Nuper mutata 2021-03-15T23:29:04.000Z

Argumenta: distique élégiaque, distico elegiaco, Elegiac couplet, erotic, érotic, erotico, époque hellénistique, epoca ellenistica, hellenistic period, Demetrius, Validé par Luiz, Couronne de Méléagre

Textus epigrammatis

Lingua: ελληνικά

Editio: None


εἰς ἀγορὰν βαδίσας, Δημήτριε, τρεῖς παρ᾽ Ἀμύντου
γλαυκίσκους αἴτει, καὶ δέκα φυκίδια:

καὶ κυφὰς καρῖδας (ἀριθμήσει δέ σοι αὐτός)
εἴκοσι καὶ τέτορας δεῦρο λαβὼν ἄπιθι.

καὶ παρὰ Θαυβορίου ῥοδίνους ἓξ πρόσλαβε .
καὶ Τρυφέραν ταχέως ἐν παρόδῳ κάλεσον.

Lingua: English

Editio: Paton

Go to the market, Demetrius, and get from Amyntas three small herrings and ten little lemon-soles ; and get two dozen fresh prawns (he will count them for you) and come straight back.

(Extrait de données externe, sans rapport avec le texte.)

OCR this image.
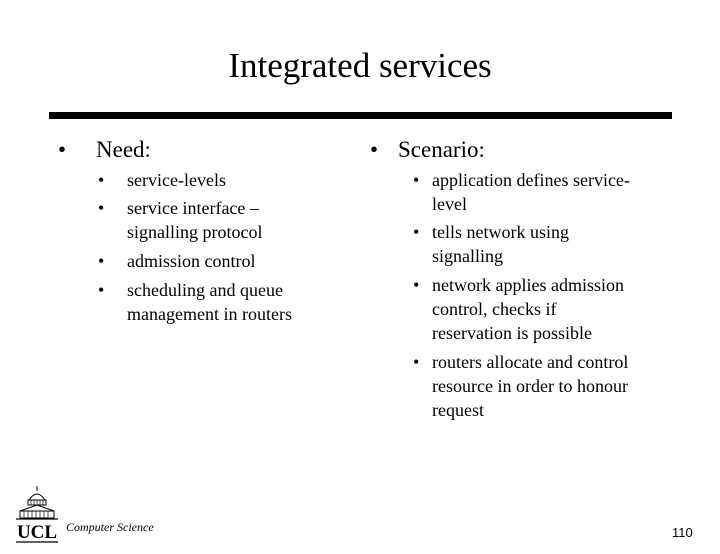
Integrated services
• Need:
• service-levels
• service interface –
signalling protocol
• admission control
• scheduling and queue
management in routers
• Scenario:
• application defines service-
level
• tells network using
signalling
• network applies admission
control, checks if
reservation is possible
• routers allocate and control
resource in order to honour
request
UCL Computer Science	110
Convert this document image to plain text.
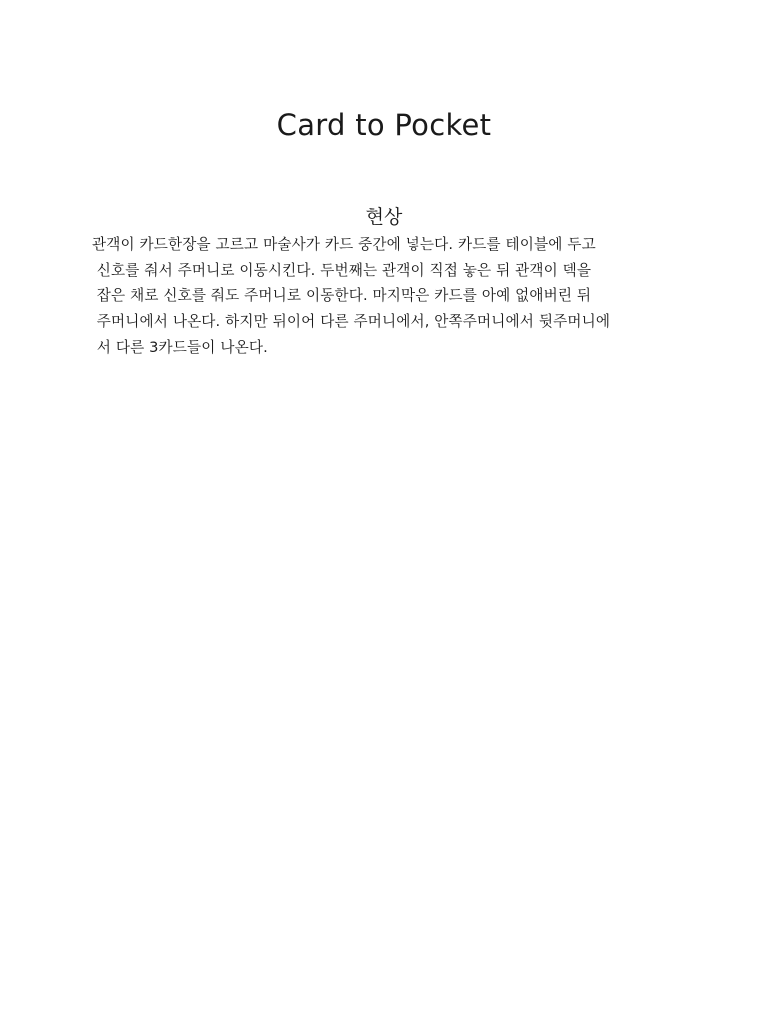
Card to Pocket
현상
관객이 카드한장을 고르고 마술사가 카드 중간에 넣는다. 카드를 테이블에 두고
신호를 줘서 주머니로 이동시킨다. 두번째는 관객이 직접 놓은 뒤 관객이 덱을
잡은 채로 신호를 줘도 주머니로 이동한다. 마지막은 카드를 아예 없애버린 뒤
주머니에서 나온다. 하지만 뒤이어 다른 주머니에서, 안쪽주머니에서 뒷주머니에
서 다른 3카드들이 나온다.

And from Thauborius get six rose-wreaths — and, as it is on your way, just look in and invite Tryphera.

Lingua: Français

Editio: Waltz

Va au marché, Démétrios, et demande à Amyntas trois blades et dix petits muges. Des crevettes gibbeuses (tu les compteras, toi aussi), prends-en deux douzaines et reviens. Prends aussi chez Thauborius six couronnes de roses et appelle vite Tryphéra en passant.

Note: Couronne de Méléagre au livre V

Suivant ce que dit Cameron, au livre V, les épigrammes 134 jusqu'à 215 font partie de la Couronne de Méléagre.

Note: Mime et placement au livre 5

Sur les épigrammes 5.181, 5.183 et 5.185, affirme Waltz qu’elles sont des petits mimes. Par rapport à l’ajout de 5.181 au livre V, il dit : « et c’est évidemment par analogie avec ces deux pièces [5.183 et 5.185] que, sans avoir rien d’érotique, elle a été incorporée au livre V. » (p. 83). Dans un autre commentaire sur la même épigramme, Waltz fait la suivante lecture de la fin du texte : « nous sommes cinq buveurs et il nous faut à chacun une femme. » La « parfumeuse » citée à l’épigramme est, selon cette lecture de Waltz, une proxénète. Ainsi, est-ce que l’épigramme n’est pas érotique ?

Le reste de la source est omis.